沖から磯の香りを伴って吹き付ける風は、手足の先ばかりでは飽き足らず、体の芯まで凍えさせる。

そんな日に何故海にいるのかと言えば
今、横にいる背の高い女に
しゃんと背筋を伸ばし、凛と前を向いて風を正面で受けている月詠に言われたからである。





「なぁ、どっか行きてェ所とかねェの?」

「は?ぬし、どうしたんじゃ?」

「うるせェ〜俺だってたまにゃ出かけようとか思うんだよ」

「明日は槍か。吉原の天井を閉じねばなるまいな。」

「あんだと?」

喧嘩腰の俺をスルーして女は続けた

「そうじゃなぁ・・・・行きたい所と問われても特には・・・
あぁ、そうじゃ。
海、かのう。」

「はぁ?!海ィィィ?冬なのにか?」

「冬の荒々しい海は見たことがないからのう。
まぁ、無理にとは言わぬ。忘れてくれなんし。
因みに、今は一応春じゃ。」

月詠は、ふっと諦めたような表情を浮かべた。

またこんな顔しやがって、という思いが首をもたげた。
連れて行ってやろうじゃねェか。

「いや、いいぜ。
このクソ寒みィのに海に行くなんざ、酔狂で俺たちにゃお似合いかもしれねェぜ?」

おどけた調子で返せば

「ぬしと一緒にするでない。」

と予想以上につれない言葉が返って来た。
ちょっと嬉しそうな顔してるくせに、素直じゃねェな。
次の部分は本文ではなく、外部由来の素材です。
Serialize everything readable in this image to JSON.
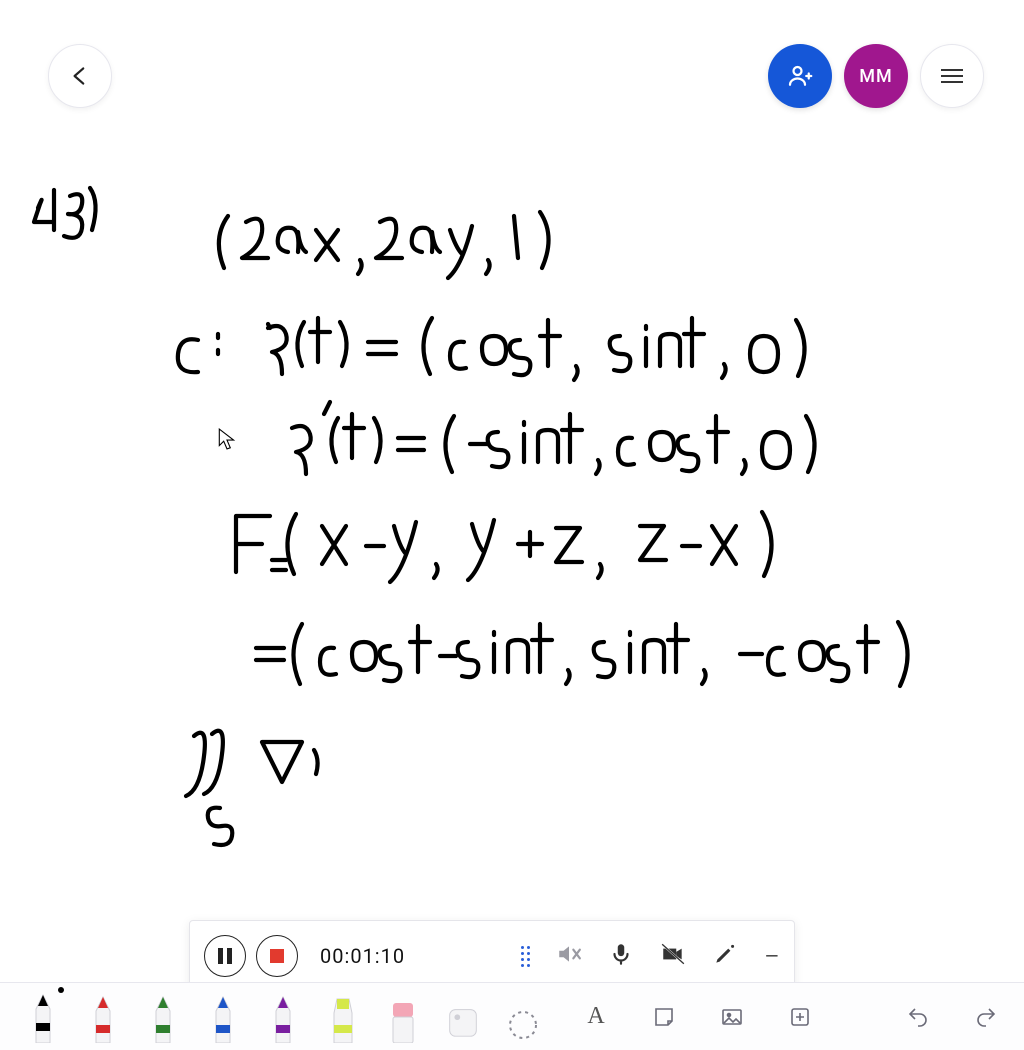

まぁ、もう慣れっこだけど。





そんな訳で、今2人で海辺に佇んでいる。
何をするでもない。
ただ、白波を眺め、魚が跳ねるのを目で追ったり
平べったく大きさの丁度いい石を拾って水きりしたり
少しずつ満ちてきた海水から逃げるように徐々に後ろに退がっていく。

1時間もそうしていただろうか。
流石に三時を過ぎると、風が強くなり気温が下がり出す。

「そろそろ帰ェるか?
お前のその格好じゃ寒ィだろ。
冷えで腰痛いとかなったら、俺が夜に困・・・」

最後まで言い終わる前にグサグサとクナイが刺さった。

「痛ってーな。何しやがる。」

「どこぞの天パ侍が、おかしなことを言うからじゃ。」

北風よりも冷たい目線がこれまた痛い。
ったく、冗談の通じねェヤツだよ、まったく。
いや、夜に困るのは事実だけどな。



まぁ、それはそれとして、あまり潮風に吹かれていても風邪をひくだけなので
そろそろ帰り時である。

月詠も同様に思っているようで「じゃあ、帰るか」という事になった。